Wave properties of light

This particle theory was heavily argued by Rene Descartes in 1630, who for the first time managed to recreate the behavior of light by interpreting it as a wave, rather than a cluster of particles. Light is supposed to be an energy of the disturbance that is propagating in space.

And since any wave needs a medium to propagate, light was believed to move in a proclaimed universal medium i.e. luminiferous aether. The exact explanations of how aether functioned were always vague, but its existence was not questioned and was regarded as common sense in the conceptual solution of the transmitting medium.

This idea was later studied by Christiaan Huygens who just happened to be one of the groundbreaking contributors in the mechanics of oscillations. One of his most famous inventions is the pendulum clock. On the edge of Dutch Golden Age, Huygens for the first time described waves, with the brilliance of his mathematical calculations, which allowed him to re-discover and document most of lights’ properties.

Huygens’ “Traité de la lumière” was published in AD 1690 and was not immediately accepted. At the time Newton argued for the lack of proof regarding the aether theory and did not make things easier with the release of his own book “Opticks”, which plunged the scientific society into a constant debate regarding the nature of light.

With time the corpuscular theory failed to answer many of the questions regarding diffraction, interference and polarization of light and was abandoned for the wave theory of Huygens.

Spectrum

The missing piece to resolving this whole debate was found in the Huygens-Fresnel principle. In 1801, Thomas Young performed a number of interference experiments, which seemed to be unexplainable by the existing particle theory of light.

This revived the not so old ideas of Huygens that waves and light are somehow connected. In 1821, Fresnel proved light to be a transverse type of wave to a longitudinal one. Thus the Huygens-Fresnel principle was born and served as the basis of many more advancements in optics and the theory of light.

As more experiments were performed, more data was collected, followed by more questions and even more paradoxal miscalculations regarding aether. This piece from Wikipedia summarises the situation very well: By this point the mechanical qualities of the aether had become more and more magical: it had to be a fluid in order to fill space, but one that was millions of times more rigid than steel in order to support the high frequencies of light waves. It also had to be massless and without viscosity, otherwise it would visibly affect the orbits of planets. Additionally it appeared it had to be completely transparent, non-dispersive, incompressible, and continuous at a very small scale.

Spectrum

This wave theory approach was expanded upon by James Clerk Maxwell, a Scottish scientist in the field of physics. His most notable achievement was the theory on electromagnetism, which lead to the realization that light is a transverse electromagnetic wave by bringing together the properties of electricity, magnetism and light together. The only difference between which is the energy, expressed in their frequency.
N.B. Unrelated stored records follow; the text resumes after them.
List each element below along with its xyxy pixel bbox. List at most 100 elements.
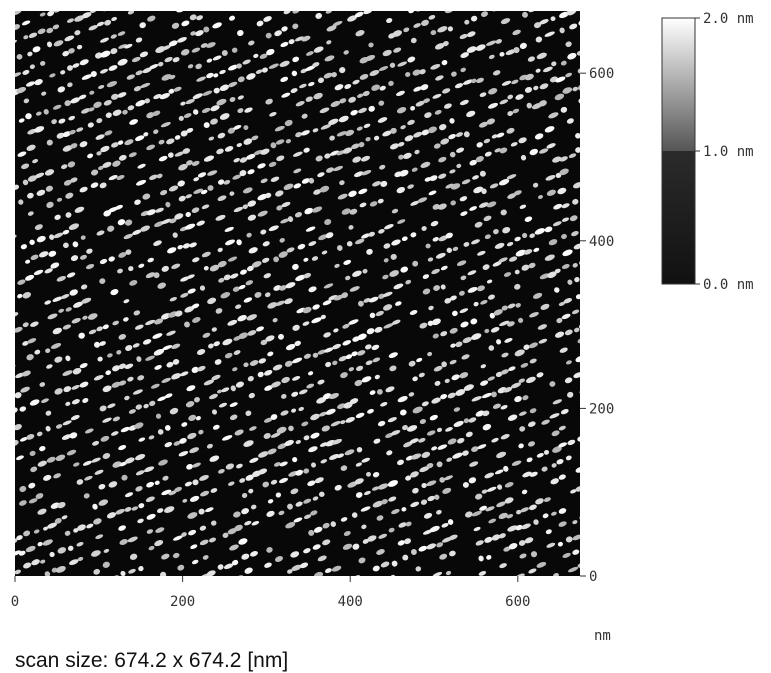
texture-blob [374, 374, 380, 380]
texture-blob [0, 409, 11, 417]
texture-blob [291, 408, 297, 413]
texture-blob [52, 296, 63, 302]
texture-blob [577, 84, 580, 91]
texture-blob [478, 555, 484, 562]
texture-blob [346, 241, 353, 247]
texture-blob [246, 153, 256, 160]
texture-blob [146, 209, 156, 216]
texture-blob [118, 380, 127, 386]
texture-blob [186, 274, 195, 280]
texture-blob [496, 132, 505, 138]
texture-blob [233, 511, 241, 518]
texture-blob [110, 48, 118, 55]
texture-blob [564, 329, 573, 336]
texture-blob [455, 341, 463, 348]
texture-blob [584, 0, 594, 6]
texture-blob [490, 327, 500, 333]
texture-blob [521, 489, 528, 495]
texture-blob [305, 576, 314, 584]
texture-blob [290, 551, 300, 558]
texture-blob [557, 541, 563, 547]
texture-blob [237, 95, 244, 100]
texture-blob [434, 494, 440, 500]
x-tick-label: 400 [338, 594, 363, 610]
texture-blob [332, 21, 343, 27]
texture-blob [306, 51, 314, 56]
texture-blob [15, 11, 22, 16]
texture-blob [104, 19, 112, 26]
texture-blob [535, 36, 543, 43]
texture-blob [118, 44, 128, 49]
texture-blob [101, 11, 107, 12]
texture-blob [54, 356, 63, 363]
texture-blob [34, 349, 41, 355]
texture-blob [128, 266, 134, 272]
texture-blob [206, 570, 216, 576]
texture-blob [180, 371, 189, 377]
texture-blob [287, 569, 293, 574]
texture-blob [468, 417, 477, 423]
texture-blob [202, 555, 209, 560]
texture-blob [336, 453, 344, 458]
texture-blob [19, 437, 28, 442]
texture-blob [445, 183, 455, 189]
texture-blob [74, 206, 85, 213]
texture-blob [333, 165, 343, 172]
texture-blob [311, 256, 319, 261]
texture-blob [218, 277, 225, 283]
texture-blob [496, 339, 502, 345]
texture-blob [320, 442, 328, 447]
texture-blob [339, 67, 346, 74]
texture-blob [100, 435, 110, 442]
texture-blob [541, 466, 548, 472]
texture-blob [286, 247, 295, 253]
texture-blob [499, 320, 510, 327]
texture-blob [180, 101, 186, 106]
texture-blob [16, 455, 24, 461]
texture-blob [267, 302, 278, 309]
texture-blob [489, 183, 499, 189]
texture-blob [478, 570, 487, 576]
texture-blob [367, 535, 377, 542]
texture-blob [470, 318, 478, 325]
texture-blob [393, 283, 404, 290]
texture-blob [62, 145, 73, 152]
texture-blob [118, 334, 127, 340]
texture-blob [218, 576, 230, 585]
texture-blob [222, 338, 233, 346]
texture-blob [345, 354, 353, 360]
texture-blob [480, 300, 488, 305]
texture-blob [539, 83, 549, 90]
texture-blob [383, 323, 394, 329]
texture-blob [40, 559, 46, 564]
texture-blob [172, 359, 180, 365]
texture-blob [378, 293, 385, 299]
texture-blob [248, 40, 255, 46]
texture-blob [127, 105, 135, 111]
texture-blob [211, 374, 221, 381]
texture-blob [437, 444, 448, 450]
texture-blob [234, 429, 244, 436]
texture-blob [459, 99, 469, 106]
texture-blob [401, 236, 408, 242]
texture-blob [444, 378, 450, 384]
texture-blob [191, 559, 199, 565]
texture-blob [27, 192, 34, 199]
texture-blob [231, 47, 238, 53]
texture-blob [103, 99, 112, 106]
texture-blob [23, 35, 29, 40]
texture-blob [243, 440, 254, 447]
texture-blob [357, 93, 364, 98]
texture-blob [164, 425, 171, 431]
texture-blob [276, 426, 287, 434]
texture-blob [117, 140, 124, 145]
y-tick-label: 0 [589, 569, 597, 585]
texture-blob [274, 125, 285, 132]
texture-blob [408, 11, 415, 14]
texture-blob [380, 561, 390, 568]
texture-blob [25, 274, 35, 281]
texture-blob [500, 209, 507, 216]
texture-blob [138, 437, 146, 442]
texture-blob [279, 285, 287, 291]
texture-blob [25, 576, 33, 583]
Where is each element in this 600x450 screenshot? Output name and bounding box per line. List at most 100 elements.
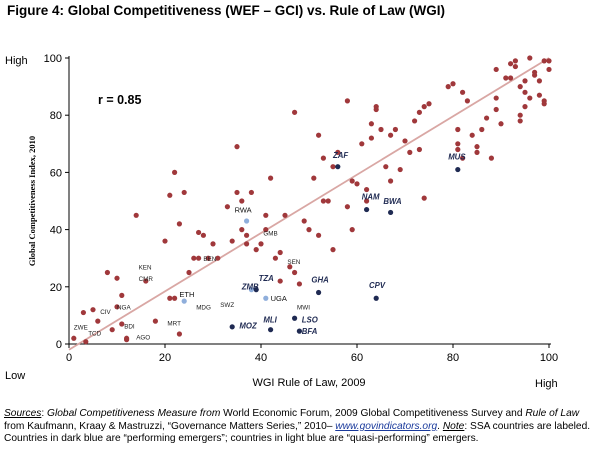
data-point: [83, 339, 89, 345]
data-point: [71, 335, 77, 341]
data-point: [114, 275, 120, 281]
country-label: MRT: [167, 320, 181, 327]
data-point: [450, 81, 456, 87]
data-point: [109, 327, 115, 333]
data-point: [292, 269, 298, 276]
data-point: [287, 264, 293, 270]
country-label: MDG: [196, 305, 211, 312]
data-point: [119, 321, 125, 327]
data-point: [239, 227, 245, 233]
data-point: [272, 255, 278, 261]
sources-note: Sources: Global Competitiveness Measure …: [4, 408, 596, 446]
data-point-performing: [296, 328, 302, 334]
x-tick-label: 20: [159, 352, 171, 364]
data-point: [536, 78, 543, 84]
data-point: [191, 255, 197, 261]
data-point: [416, 146, 422, 153]
data-point: [407, 149, 413, 155]
data-point: [330, 247, 336, 253]
y-tick-label: 0: [56, 339, 62, 351]
data-point: [344, 98, 350, 104]
data-point: [527, 95, 533, 101]
data-point: [354, 181, 360, 187]
y-tick-label: 60: [50, 167, 62, 179]
data-point: [541, 58, 547, 64]
country-label: ETH: [179, 290, 194, 299]
data-point: [522, 104, 528, 110]
country-label: NGA: [117, 305, 131, 312]
data-point: [330, 164, 336, 170]
y-tick-label: 40: [50, 225, 62, 237]
data-point: [263, 227, 269, 233]
country-label: MUS: [448, 153, 466, 162]
country-label: UGA: [271, 294, 287, 303]
x-tick-label: 80: [447, 352, 459, 364]
country-label: CIV: [100, 309, 111, 316]
data-point: [104, 269, 110, 276]
country-label: TZA: [259, 274, 275, 283]
country-label: RWA: [235, 205, 252, 214]
data-point: [364, 186, 370, 193]
country-label: BFA: [302, 327, 318, 336]
data-point: [124, 337, 130, 343]
data-point: [416, 109, 422, 115]
country-label: SEN: [287, 259, 300, 266]
data-point: [244, 232, 250, 238]
data-point: [469, 132, 475, 138]
country-label: NAM: [362, 193, 380, 202]
data-point-quasi: [181, 298, 187, 304]
data-point: [522, 89, 528, 95]
chart-frame: 0 20 40 60 80 100 0 20 40 60 80 100 WGI Rule of Law,…: [0, 22, 600, 404]
x-tick-label: 0: [66, 352, 72, 364]
scatter-chart: 0 20 40 60 80 100 0 20 40 60 80 100 WGI Rule of Law,…: [5, 53, 558, 390]
data-point: [282, 212, 288, 218]
country-label: ZMB: [241, 283, 259, 292]
data-point: [349, 178, 355, 184]
data-point: [186, 269, 192, 276]
data-point: [306, 227, 312, 233]
y-axis-label: Global Competitiveness Index, 2010: [27, 136, 37, 266]
sources-text-3: from Kaufmann, Kraay & Mastruzzi, “Gover…: [4, 420, 336, 432]
country-label: ZAF: [332, 151, 348, 160]
data-point: [460, 89, 466, 95]
data-point: [368, 135, 374, 141]
data-point: [373, 106, 379, 113]
data-point: [464, 98, 470, 104]
data-point: [412, 118, 418, 124]
data-point: [364, 198, 370, 204]
sources-text-1: :: [41, 408, 48, 419]
data-point: [320, 198, 326, 204]
data-point: [517, 112, 523, 118]
data-point-performing: [253, 287, 259, 293]
data-point: [541, 101, 547, 107]
data-point: [234, 189, 240, 196]
country-label: SWZ: [220, 302, 234, 309]
correlation-annotation: r = 0.85: [98, 93, 141, 107]
data-point: [210, 241, 216, 247]
figure-title: Figure 4: Global Competitiveness (WEF – …: [7, 3, 446, 18]
data-point: [172, 169, 178, 175]
data-point: [205, 255, 211, 261]
data-point: [517, 118, 523, 124]
data-point: [162, 238, 168, 244]
data-point: [378, 126, 384, 133]
govindicators-link[interactable]: www.govindicators.org: [335, 420, 438, 432]
data-point: [200, 232, 206, 238]
data-point: [119, 292, 125, 298]
data-point-performing: [292, 315, 298, 321]
data-point: [493, 95, 499, 101]
data-point: [90, 307, 96, 313]
country-label: AGO: [136, 335, 150, 342]
data-point: [176, 331, 182, 337]
data-point: [167, 192, 173, 198]
data-point: [215, 255, 221, 261]
data-point: [320, 155, 326, 161]
x-high-label: High: [535, 378, 558, 390]
data-point: [325, 198, 331, 204]
data-point: [493, 106, 499, 113]
data-point: [196, 229, 202, 236]
trend-line: [68, 57, 550, 351]
data-point: [301, 218, 307, 224]
data-point: [296, 281, 302, 287]
data-point: [421, 104, 427, 110]
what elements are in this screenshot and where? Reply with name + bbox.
We see light, but not radio or infrared waves, only because of our perception, an outcome of the human evolution. Maxwell’s discovery is regarded as The Second Great Unification in Physics, with the first being Sir Isaac Newton’s law of universal gravitation documented in his own book “Principia”.

The debate went into a full circle when Albert Einstein came up with an explanation for the photoelectric effect in 1905. This time the wave theory of light failed to explain the situation. Einstein did so by postulating the existence of photons, quanta of light energy with particulate qualities. This event marked an end to the centuries old debate and a merger between the two opposing theories was reached. Or just the so called corpuscular-wave duality.

Today’s model of light is the result of a complex approach involving different domains of physics. In order to quantitatively define light, two methods have been accepted. To treat the light as wave, or rather consider light as a stream of particles. Although light is neither, it is just a fare and convenient way to describe its behaviour. By comparing these incompatible perspectives quantum mechanics gave optics a fundamental model easy to work with.